Worldspace 3d checkerboard texturing of blender objects created from within Python.

You probably read the title and said out loud something along the lines of “What?”

Click here and look at the pictures. This isn’t the best example but its the one I could find that has pictures. Imagine the blender 3D workspace was filled with a 3D checkerboard of white/black. This checkerboard was static relative to the origin, but not visible to the user directly. I want objects to be textured as if they were “carved out” of this 3D checkerboard, and the textures to change when the objects are rotated/transformed/scaled.

I don’t know if what Im after is actually possible, but hopefully someone can shed some light on that subject.

I’ve had limited success in setting face colors programmatically from python, by setting up materials of solid colors and toggling back and forth between them. This doesn’t actually always guarantee me a checkerboard pattern and doesn’t seem to reliably give me the same pattern each time:

def run(origin):    # Create two materials
    black = bpy.data.materials.new('Black')
    black.diffuse_color = (0,0,0)
    white = bpy.data.materials.new('White')
    white.diffuse_color = (1,1,1)
    # Create mesh and assign materials
    bpy.ops.mesh.primitive_uv_sphere_add(segments = 16,ring_count = 8,location=origin)
    ob = bpy.context.object
    ob.name = 'MultiMatSphere'
    me = ob.data
    me.materials.append(black)
    me.materials.append(white)
    # Assign materials to faces
    i = 0
    for f in me.polygons:
        f.material_index = f.index % 2

I figure there has to be a way to do this, and hopefully on a per-object basis but working with a worldspace material instead of having to create one for each object.
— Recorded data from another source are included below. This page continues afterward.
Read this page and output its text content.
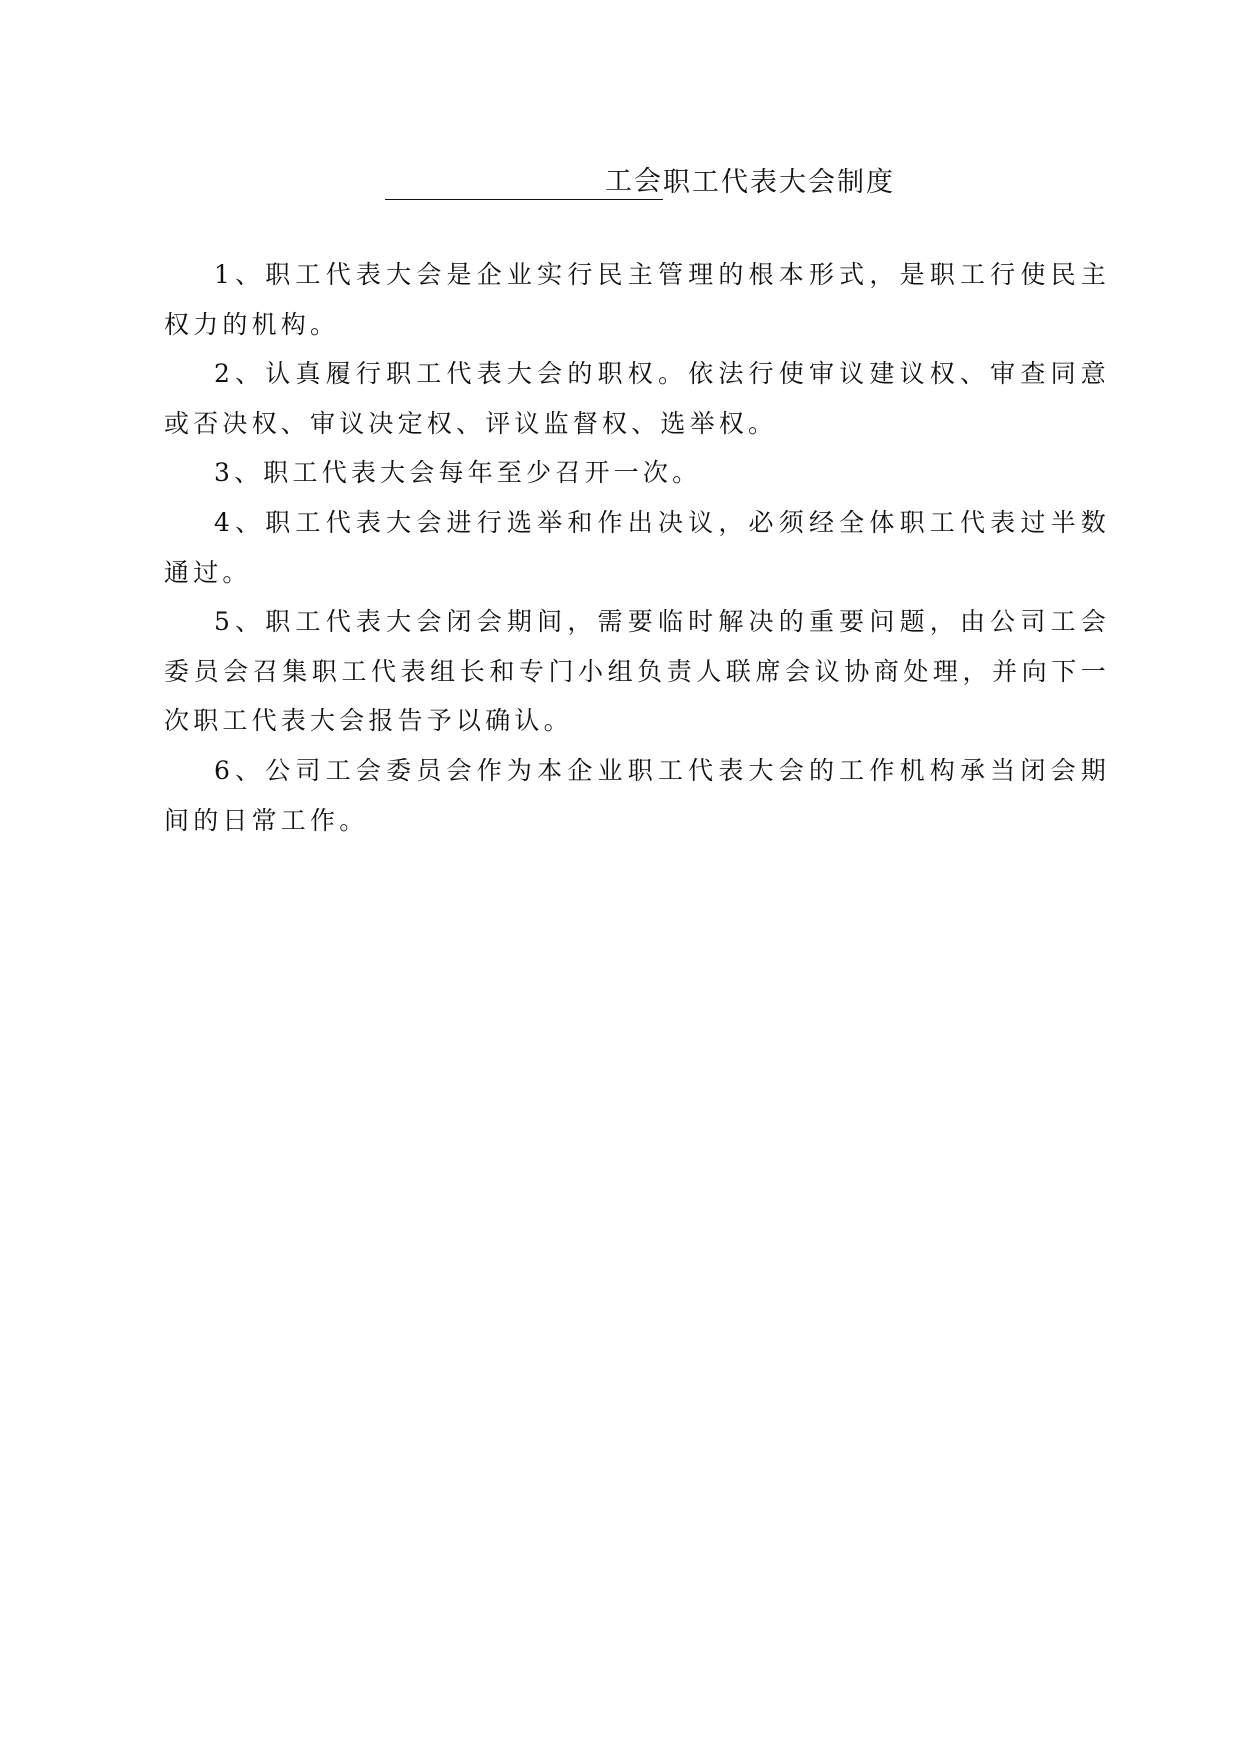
工会 职工代表大会制度

1、职工代表大会是企业实行民主管理的根本形式，是职工行使民主权力的机构。

2、认真履行职工代表大会的职权。依法行使审议建议权、审查同意或否决权、审议决定权、评议监督权、选举权。

3、职工代表大会每年至少召开一次。

4、职工代表大会进行选举和作出决议，必须经全体职工代表过半数通过。

5、职工代表大会闭会期间，需要临时解决的重要问题，由公司工会委员会召集职工代表组长和专门小组负责人联席会议协商处理，并向下一次职工代表大会报告予以确认。

6、公司工会委员会作为本企业职工代表大会的工作机构承当闭会期间的日常工作。
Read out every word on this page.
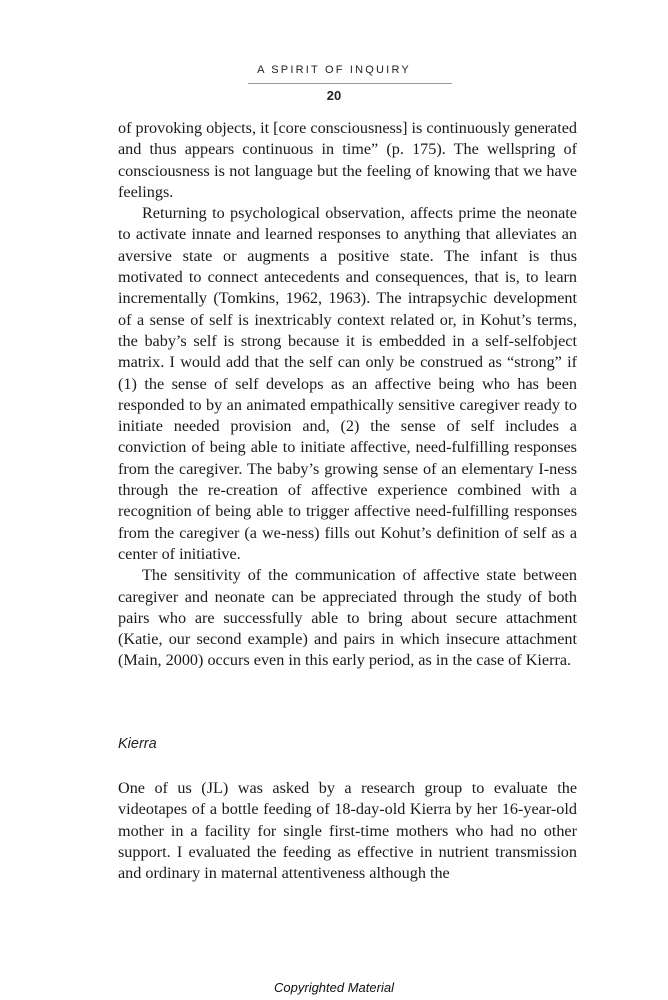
A SPIRIT OF INQUIRY
20

of provoking objects, it [core consciousness] is continuously generated and thus appears continuous in time” (p. 175). The wellspring of consciousness is not language but the feeling of knowing that we have feelings.

Returning to psychological observation, affects prime the neonate to activate innate and learned responses to anything that alleviates an aversive state or augments a positive state. The infant is thus motivated to connect antecedents and consequences, that is, to learn incrementally (Tomkins, 1962, 1963). The intrapsychic development of a sense of self is inextricably context related or, in Kohut’s terms, the baby’s self is strong because it is embedded in a self-selfobject matrix. I would add that the self can only be construed as “strong” if (1) the sense of self develops as an affective being who has been responded to by an animated empathically sensitive caregiver ready to initiate needed provision and, (2) the sense of self includes a conviction of being able to initiate affective, need-fulfilling responses from the caregiver. The baby’s growing sense of an elementary I-ness through the re-creation of affective experience combined with a recognition of being able to trigger affective need-fulfilling responses from the caregiver (a we-ness) fills out Kohut’s definition of self as a center of initiative.

The sensitivity of the communication of affective state between caregiver and neonate can be appreciated through the study of both pairs who are successfully able to bring about secure attachment (Katie, our second example) and pairs in which insecure attachment (Main, 2000) occurs even in this early period, as in the case of Kierra.

Kierra

One of us (JL) was asked by a research group to evaluate the videotapes of a bottle feeding of 18-day-old Kierra by her 16-year-old mother in a facility for single first-time mothers who had no other support. I evaluated the feeding as effective in nutrient transmission and ordinary in maternal attentiveness although the

Copyrighted Material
Looking forward to hearing thoughts on the subject.

You may try setting up a node material/texture.

The geometry node which you find at Add->Input->Geometry in the node editor provides access to the world coordinate.
If you know your coloring function gray_level(x,y,z) you can try to recreate it with math nodes and plug the result into the output color socket.

Maybe I can find a good tutorial on these nodes you refer to, because so far I’ve only been able to change the color of the faces of my object to solid colors linearly by index, which won’t do at all.

Okay, so, perhaps there is a way to know which faces are adjacent to each other, so I can alternate face colors in a semilinear fashion. Does any one know how I might go about that?